You will do one section at a time keep it simple and do not rush.
Registration marks or keys will be worked into your walls to lock your mold pieces together. These can be made by using a little (key) mold bought at art supply store (or make your own). One side of wall will have a positive and the other a negative. If you use clay for the wall you can poke indention's or tracks where they lock.
Determining where your wall will fall is crucial.
Determining where your wall will fall is crucial.....no I am not crazy just repeating important issue.
This is where you have to look at your piece very carefully for undercuts. For instance if you have a two piece mold and you pull them apart will you be pulling a nose or ear off , etc.
In some cases you can split tiny areas after silicon has set up to loosen area around something but over time sometimes that weakens the integrity of the area. Some unnecessary undercuts can be avoided by just filling in with a little clay knowing you can clean it out later in your wax.
Polytek Platsil 71.20 RTV Silicon Rubber
Be careful of items used (no latex gloves) and be prepared to throw away whatever you mix your Part A and Part B together . Plastic buckets are great and then into a third container to blend the two.The largest problem is deciding how much volume you need for the job you have created. This can be broken down by math (there is only room for a 5% error or so) a scale that measures in grams accurately is great. Most important in the beginning is spraying everything you will be touching with the silicon with release.The wall, board, clay, just don't get it near your silicon itself.
Mix Part A and Part B equally but do not pour together until you are completely ready and set up to continue.They are two separate colors so it will blend to make a third color so stir it until you are sure that it is completely blended...you are allowed a little time so you can make sure. If you are making a one piece mold you have the piece already dammed all around the object and just evenly and smoothly pour the mixture all around the piece until you have it covered sufficiently (this is where you do not want it so thin that it tears or pokes through the mold). This will set up in four hours and you can remove the wall and extend it out farther where it can accept the mother mold that will support it through the months of storage.

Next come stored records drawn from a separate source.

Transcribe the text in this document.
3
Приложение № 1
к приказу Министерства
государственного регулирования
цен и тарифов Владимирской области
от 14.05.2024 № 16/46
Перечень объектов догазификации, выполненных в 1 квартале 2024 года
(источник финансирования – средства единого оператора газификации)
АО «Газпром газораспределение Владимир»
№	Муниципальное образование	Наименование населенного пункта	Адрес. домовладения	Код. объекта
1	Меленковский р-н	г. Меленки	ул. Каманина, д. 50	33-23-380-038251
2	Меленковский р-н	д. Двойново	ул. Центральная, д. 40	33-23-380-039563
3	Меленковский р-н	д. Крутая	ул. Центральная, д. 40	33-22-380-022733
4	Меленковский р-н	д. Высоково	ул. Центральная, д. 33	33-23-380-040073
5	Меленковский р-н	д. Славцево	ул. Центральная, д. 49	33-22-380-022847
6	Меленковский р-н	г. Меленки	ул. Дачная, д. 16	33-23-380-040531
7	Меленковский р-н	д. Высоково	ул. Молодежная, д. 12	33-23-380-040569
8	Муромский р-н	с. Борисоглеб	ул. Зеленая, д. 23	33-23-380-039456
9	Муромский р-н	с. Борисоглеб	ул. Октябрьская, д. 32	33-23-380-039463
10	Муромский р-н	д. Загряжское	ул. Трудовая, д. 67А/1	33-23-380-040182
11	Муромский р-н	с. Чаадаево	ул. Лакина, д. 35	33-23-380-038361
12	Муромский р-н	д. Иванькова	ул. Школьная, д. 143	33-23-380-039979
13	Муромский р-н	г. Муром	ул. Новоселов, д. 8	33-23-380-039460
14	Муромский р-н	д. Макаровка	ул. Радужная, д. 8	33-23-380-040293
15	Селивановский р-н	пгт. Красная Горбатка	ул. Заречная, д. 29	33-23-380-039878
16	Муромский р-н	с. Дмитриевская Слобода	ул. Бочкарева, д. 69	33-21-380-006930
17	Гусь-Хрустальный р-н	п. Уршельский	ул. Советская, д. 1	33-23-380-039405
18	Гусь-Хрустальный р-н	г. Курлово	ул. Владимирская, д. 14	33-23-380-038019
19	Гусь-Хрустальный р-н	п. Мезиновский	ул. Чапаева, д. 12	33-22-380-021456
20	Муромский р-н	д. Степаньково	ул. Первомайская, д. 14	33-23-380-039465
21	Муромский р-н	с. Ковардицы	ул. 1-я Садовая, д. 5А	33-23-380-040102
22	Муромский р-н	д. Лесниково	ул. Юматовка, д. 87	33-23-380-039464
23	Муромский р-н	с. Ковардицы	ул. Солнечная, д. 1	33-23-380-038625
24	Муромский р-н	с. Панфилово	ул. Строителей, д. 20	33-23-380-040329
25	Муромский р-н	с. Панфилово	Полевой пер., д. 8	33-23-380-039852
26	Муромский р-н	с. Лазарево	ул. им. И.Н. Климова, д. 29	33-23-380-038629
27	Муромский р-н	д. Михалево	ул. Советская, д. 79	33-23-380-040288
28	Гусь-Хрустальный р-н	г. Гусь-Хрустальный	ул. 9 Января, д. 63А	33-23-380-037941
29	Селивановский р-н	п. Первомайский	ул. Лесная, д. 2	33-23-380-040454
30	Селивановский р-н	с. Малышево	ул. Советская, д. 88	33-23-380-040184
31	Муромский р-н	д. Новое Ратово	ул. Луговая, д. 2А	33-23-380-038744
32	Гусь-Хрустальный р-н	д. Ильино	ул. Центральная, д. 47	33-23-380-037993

This is a plaster mold (instructions on the sack) and you just add a little shredded fiberglass to the plaster to add strength. One thing you want to make sure is that you don't add too much so that you get a pocket of fiberglass like a bubble next to the silicon...this weakens your mother mold. This type of mold is perfect for a relief type piece or a simple piece that can be pulled apart easily..in other words it gets more complicated the number of molds you have in a single piece also if you have a vertical piece that requires a thickener (which they sell for silicon) then you are laying it on vertical surface. For that type of mold you would need a specialist in mold making and that is not me.